Mr. J. an 89 year old gentleman, bright and well educated, saw me 3 years ago, on the desperate plea of his son and daughter. Dad had developed a painful condition in his left lower leg with sharp jabs of knife-like and burning pain and bouts of uncomfortable pins and needles sensation. To make the story short, the moment I saw Mr. J. I noticed very slow movements of his toes in that affected leg. He had become aware of them since the onset of the pain but did not know what to make out of these movements. I thought of a very rare and painful syndrome named “painful legs, moving toes”. The commonest abnormality associated with the syndrome comes from the spine when a nerve root is pinched and compressed usually because of degenerative changes. There was only one problem: Mr. J. had nothing but minor back pain for years to the point he felt it was not worth talking about. I sent Mr. J for a spinal MRI and nerve tests. The MRI was clear: he had an absolutely lousy back and his nerve root was squeezed at the site of the painful leg. A nerve test was able to confirm that Mr. J. had a pinched nerve in his back. The tests made me confident that my original diagnosis of “painful legs, moving toes” was right.
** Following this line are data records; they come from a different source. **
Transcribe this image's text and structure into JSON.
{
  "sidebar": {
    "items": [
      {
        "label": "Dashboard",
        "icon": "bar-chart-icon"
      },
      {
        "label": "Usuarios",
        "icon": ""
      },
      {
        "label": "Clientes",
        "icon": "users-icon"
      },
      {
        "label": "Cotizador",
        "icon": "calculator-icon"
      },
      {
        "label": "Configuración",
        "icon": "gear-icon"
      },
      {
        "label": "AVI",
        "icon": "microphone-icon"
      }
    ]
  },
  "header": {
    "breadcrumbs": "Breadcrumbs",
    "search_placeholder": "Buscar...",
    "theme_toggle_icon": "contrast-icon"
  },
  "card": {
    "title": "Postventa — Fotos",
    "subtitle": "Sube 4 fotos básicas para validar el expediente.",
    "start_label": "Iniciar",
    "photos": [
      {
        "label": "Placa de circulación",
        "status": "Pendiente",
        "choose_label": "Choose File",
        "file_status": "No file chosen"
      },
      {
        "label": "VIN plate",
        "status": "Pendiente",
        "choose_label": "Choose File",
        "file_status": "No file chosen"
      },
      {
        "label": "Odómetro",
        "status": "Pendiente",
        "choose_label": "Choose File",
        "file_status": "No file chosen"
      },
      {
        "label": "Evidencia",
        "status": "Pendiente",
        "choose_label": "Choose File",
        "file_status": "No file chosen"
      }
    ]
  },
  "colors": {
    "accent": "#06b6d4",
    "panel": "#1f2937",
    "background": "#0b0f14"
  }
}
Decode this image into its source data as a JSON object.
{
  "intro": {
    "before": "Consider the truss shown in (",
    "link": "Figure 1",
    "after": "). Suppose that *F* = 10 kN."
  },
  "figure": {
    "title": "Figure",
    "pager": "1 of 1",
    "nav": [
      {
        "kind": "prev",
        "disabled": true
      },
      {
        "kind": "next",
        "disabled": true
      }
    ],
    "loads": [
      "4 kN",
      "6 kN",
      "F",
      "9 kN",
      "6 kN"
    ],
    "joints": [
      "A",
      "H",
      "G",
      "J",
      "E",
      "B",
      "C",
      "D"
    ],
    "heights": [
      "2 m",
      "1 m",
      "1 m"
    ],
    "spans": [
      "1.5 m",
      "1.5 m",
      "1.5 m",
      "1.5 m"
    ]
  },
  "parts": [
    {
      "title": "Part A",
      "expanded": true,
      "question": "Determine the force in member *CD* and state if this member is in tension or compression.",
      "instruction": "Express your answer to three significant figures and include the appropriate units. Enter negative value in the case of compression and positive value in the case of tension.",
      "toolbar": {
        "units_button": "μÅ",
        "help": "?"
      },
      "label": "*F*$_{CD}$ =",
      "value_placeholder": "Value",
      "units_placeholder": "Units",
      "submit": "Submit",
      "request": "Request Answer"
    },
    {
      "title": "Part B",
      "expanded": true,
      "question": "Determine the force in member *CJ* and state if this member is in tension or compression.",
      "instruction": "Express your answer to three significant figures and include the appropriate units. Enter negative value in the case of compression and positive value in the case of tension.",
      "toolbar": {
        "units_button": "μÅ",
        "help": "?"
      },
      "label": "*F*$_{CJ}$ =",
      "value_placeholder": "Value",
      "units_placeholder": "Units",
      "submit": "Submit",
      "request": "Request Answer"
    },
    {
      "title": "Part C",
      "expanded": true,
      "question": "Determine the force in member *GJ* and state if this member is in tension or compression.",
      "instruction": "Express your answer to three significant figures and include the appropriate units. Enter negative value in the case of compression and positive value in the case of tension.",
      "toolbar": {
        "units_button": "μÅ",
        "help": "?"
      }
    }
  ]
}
Since there is no cure for this condition, I decided to target different issues that contributed to Mr. J.’s pain. I prescribed a medication to sleep, another one to sooth the nerve pain (which by the way is not covered by the province of Ontario even for those over 65) and a powerful opioid, liquid morphine. Mr. J originally reacted to my last proposal: “My God, doctor, I do not want to get hooked and addicted”! It took me time to convince Mr. J. and his daughter who always comes with him, that he needs the drug, he will not get hooked because he has a good medical reason to take it, and I promised I will start him with baby doses. Three years later, at the remarkable age of 92, though he hardly looks early 70s, Mr. J. continues to use the medications I prescribed, and he is doing very well. His pain is much better controlled and he has a very active life as he is a widow living alone. As a matter of fact he just went to Europe for a long holiday. Leaving my office, ready to pack and go with the family to his trip, he gave me a big hug and a warm kiss. “Without you doctor, I would have been unable to go to this trip”. “By the way” he continued, “did I tell you, you are my #41 doctor”? I certainly did not believe my ears. My good old Mr. J. had seen 40 doctors before me over the course of few years seeking diagnosis and treatment and had kept meticulous notes, so I had to believe him.
Why did Mr. J. made the rounds of 40 physicians and countless non medical practitioners before he got diagnosis and treatment? Why were some of his important medications not covered by the system even if he was over 65? How much money did my patient spend out of pocket throughout the years of his ordeal? Where did Mr. J. get his fear of being hooked on drops of morphine? The answer is simple: because the province of Ontario and several other provinces do not have a comprehensive strategy for pain management, a strategy that will equip professionals, public at large, patients, administrators and policy makers with necessary education and knowledge to tackle the problem, define the gaps of care, coordinate existing resources, reallocate funds from money wasted in the system to processes that are useful and effective, provide smooth flow from one level of care to the other and even provide the public with techniques to prevent and self manage pain.
Another time I will explain how the province of Ontario tries to address the issue of chronic pain.